Creo que ayer fue uno de esos días donde los sueños valen la pena. Esta mañana no he querido despertar, a pesar del calor y del intenso verano que ya vivimos en Cuba. Anoche viví una historia musical, como esas que en el cine te dejan perpleja. Así a lo Molino rojo, Chicago o La bella del Alhambra.
Fui protagonista de una época distinta, llena de menos instrucción en la gente, pero paradójicamente de composiciones fabulosas. Quizá me lo pareció así Manuel, un hombre correcto aunque muy parco al hablar. Discutíamos y casi me sentía presa de un monólogo.
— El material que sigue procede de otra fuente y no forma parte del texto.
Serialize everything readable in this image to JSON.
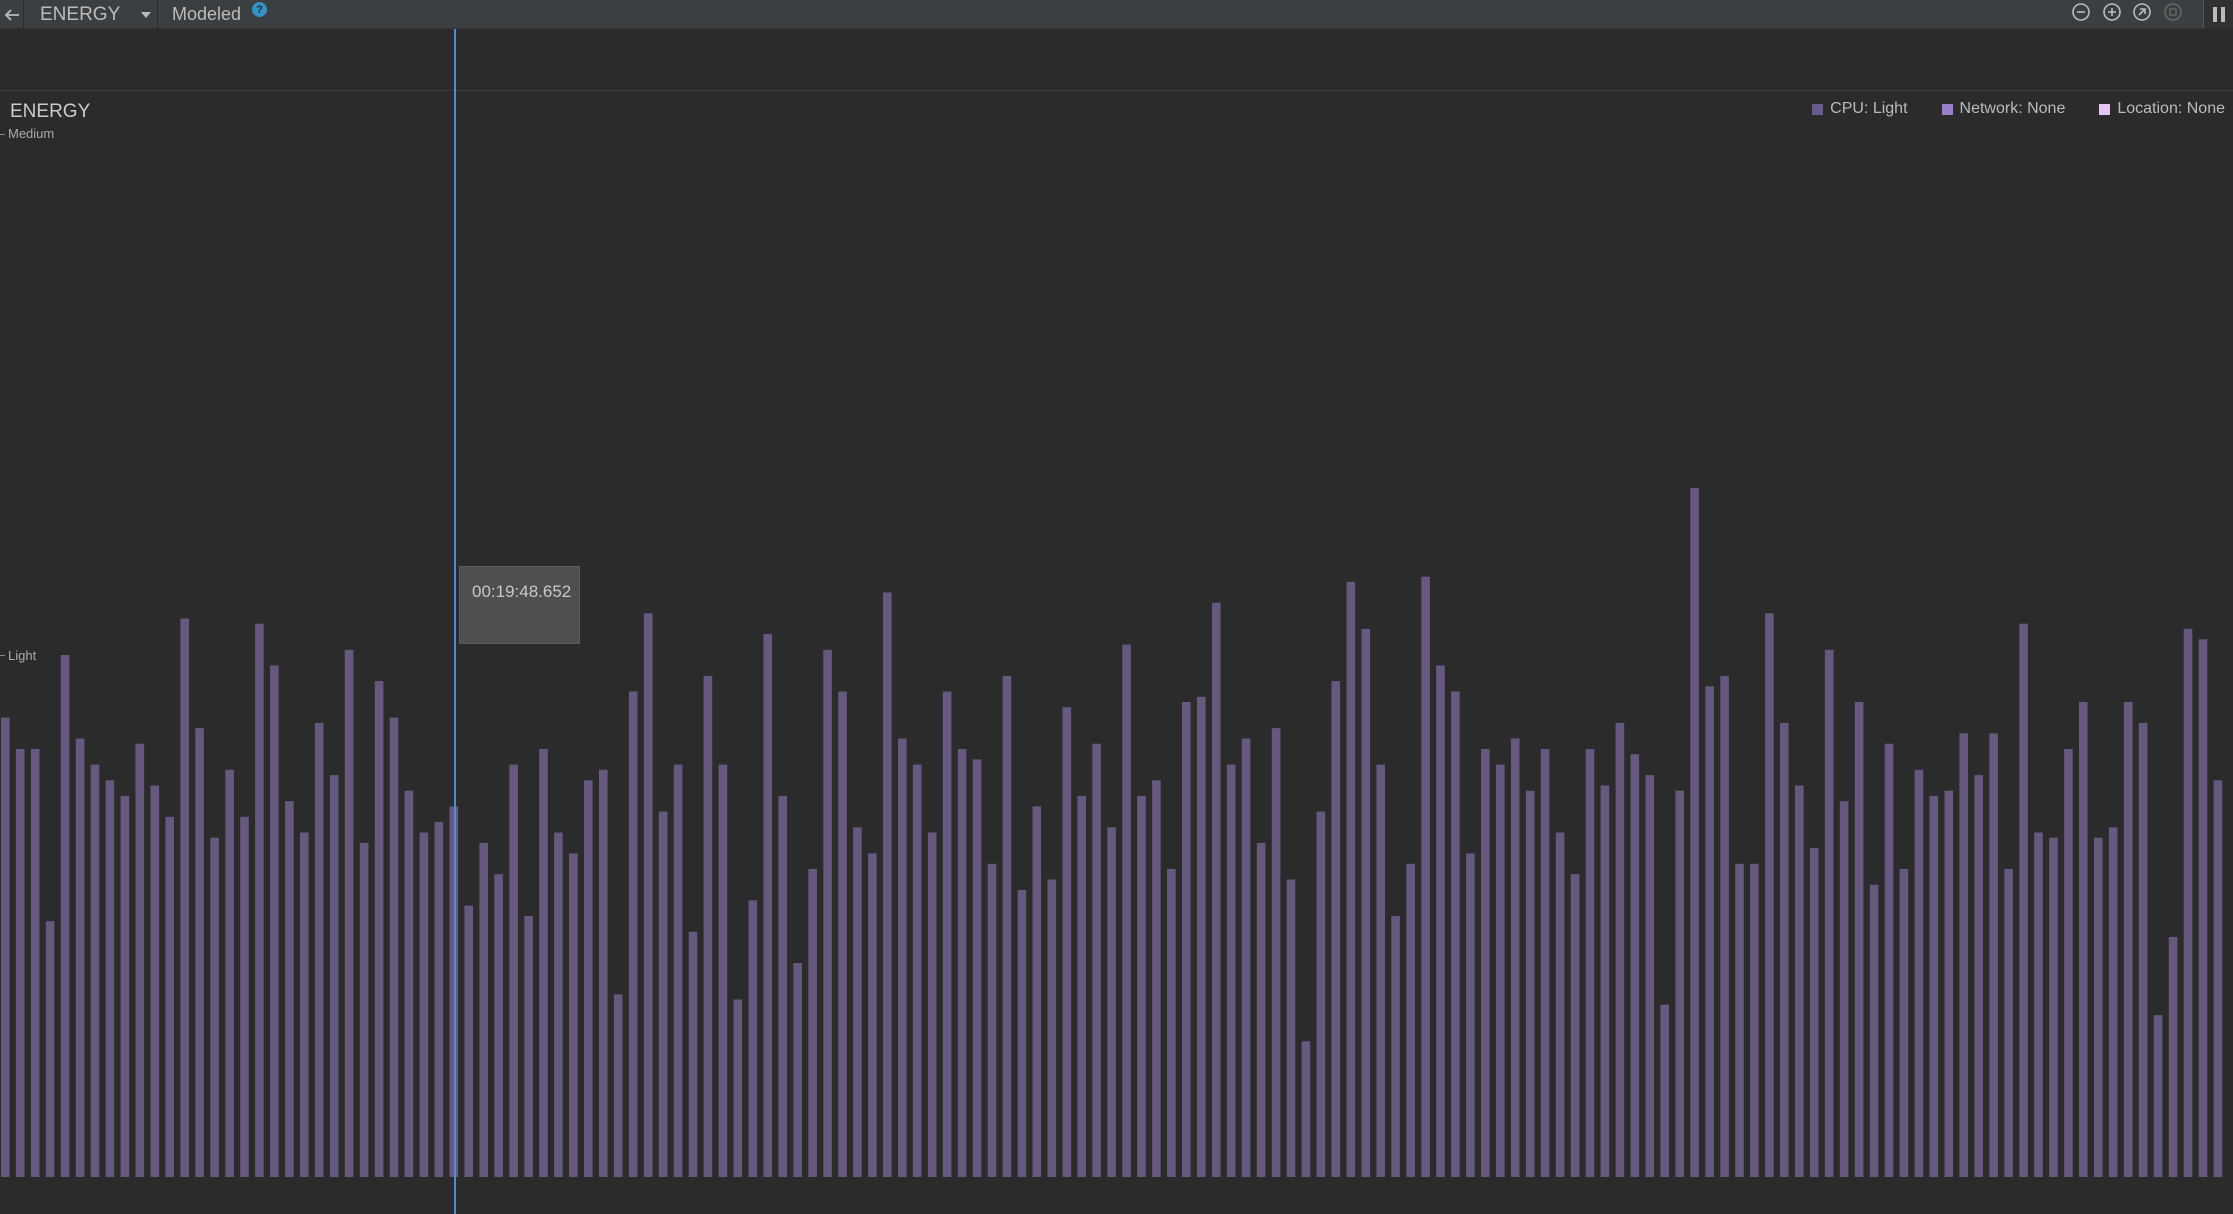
{
  "toolbar": {
    "back_icon": "arrow-left-icon",
    "monitor": "ENERGY",
    "monitor_dropdown_icon": "caret-down-icon",
    "mode": "Modeled",
    "help_icon": "?",
    "zoom_out_icon": "zoom-out-icon",
    "zoom_in_icon": "zoom-in-icon",
    "reset_zoom_icon": "reset-zoom-icon",
    "live_icon": "live-icon",
    "pause_icon": "pause-icon"
  },
  "chart": {
    "title": "ENERGY",
    "y_labels": {
      "medium": "Medium",
      "light": "Light"
    },
    "tooltip": "00:19:48.652"
  },
  "legend": [
    {
      "label": "CPU: Light",
      "color": "#6a5a8c"
    },
    {
      "label": "Network: None",
      "color": "#9a7fc7"
    },
    {
      "label": "Location: None",
      "color": "#e5c5f5"
    }
  ],
  "colors": {
    "bar": "#66587f",
    "cursor": "#4a90d9",
    "background": "#2b2b2b",
    "toolbar": "#3c3f41"
  },
  "chart_data": {
    "type": "bar",
    "title": "ENERGY",
    "y_levels": [
      "None",
      "Light",
      "Medium"
    ],
    "y_scale": "Light = 1.0, Medium = 2.0",
    "series": [
      {
        "name": "CPU: Light",
        "values": [
          0.88,
          0.82,
          0.82,
          0.49,
          1.0,
          0.84,
          0.79,
          0.76,
          0.73,
          0.83,
          0.75,
          0.69,
          1.07,
          0.86,
          0.65,
          0.78,
          0.69,
          1.06,
          0.98,
          0.72,
          0.66,
          0.87,
          0.77,
          1.01,
          0.64,
          0.95,
          0.88,
          0.74,
          0.66,
          0.68,
          0.71,
          0.52,
          0.64,
          0.58,
          0.79,
          0.5,
          0.82,
          0.66,
          0.62,
          0.76,
          0.78,
          0.35,
          0.93,
          1.08,
          0.7,
          0.79,
          0.47,
          0.96,
          0.79,
          0.34,
          0.53,
          1.04,
          0.73,
          0.41,
          0.59,
          1.01,
          0.93,
          0.67,
          0.62,
          1.12,
          0.84,
          0.79,
          0.66,
          0.93,
          0.82,
          0.8,
          0.6,
          0.96,
          0.55,
          0.71,
          0.57,
          0.9,
          0.73,
          0.83,
          0.67,
          1.02,
          0.73,
          0.76,
          0.59,
          0.91,
          0.92,
          1.1,
          0.79,
          0.84,
          0.64,
          0.86,
          0.57,
          0.26,
          0.7,
          0.95,
          1.14,
          1.05,
          0.79,
          0.5,
          0.6,
          1.15,
          0.98,
          0.93,
          0.62,
          0.82,
          0.79,
          0.84,
          0.74,
          0.82,
          0.66,
          0.58,
          0.82,
          0.75,
          0.87,
          0.81,
          0.77,
          0.33,
          0.74,
          1.32,
          0.94,
          0.96,
          0.6,
          0.6,
          1.08,
          0.87,
          0.75,
          0.63,
          1.01,
          0.72,
          0.91,
          0.56,
          0.83,
          0.59,
          0.78,
          0.73,
          0.74,
          0.85,
          0.77,
          0.85,
          0.59,
          1.06,
          0.66,
          0.65,
          0.82,
          0.91,
          0.65,
          0.67,
          0.91,
          0.87,
          0.31,
          0.46,
          1.05,
          1.03,
          0.76
        ]
      },
      {
        "name": "Network: None",
        "values": []
      },
      {
        "name": "Location: None",
        "values": []
      }
    ],
    "grid": false,
    "legend_position": "top-right"
  }
}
Pensé por momentos que nada iba a salir de esa cabeza. Me desesperan las personas que no hablan, o lo hacen poco. Lo aburrí y solo quería ser inmortal.
Bebió su café y me dejó sola en ese bar con el hombre del traje gris y una triste canción sin guitarra. No era lo mismo, cuando Manuel tomaba el instrumento de cuerdas y articulaba sus letras, era otro y otra la escena.
Recuerdo cuando cantó Longina. Vi sus ojos, sus manos y leí su rostro. Era su himno, también el mío. Hubiera querido que llevara mi nombre, pero «le hago gala a una amiga», me pareció suficiente. Ella era una amiga que le tenía ganaba esa pequeña cavidad que tenemos en el lado izquierdo de nuestro cuerpo.
«El verano es una estación extraña», me dije. Entre calores y lluvia, surgió una historia entre prenumbras. Me la he creído.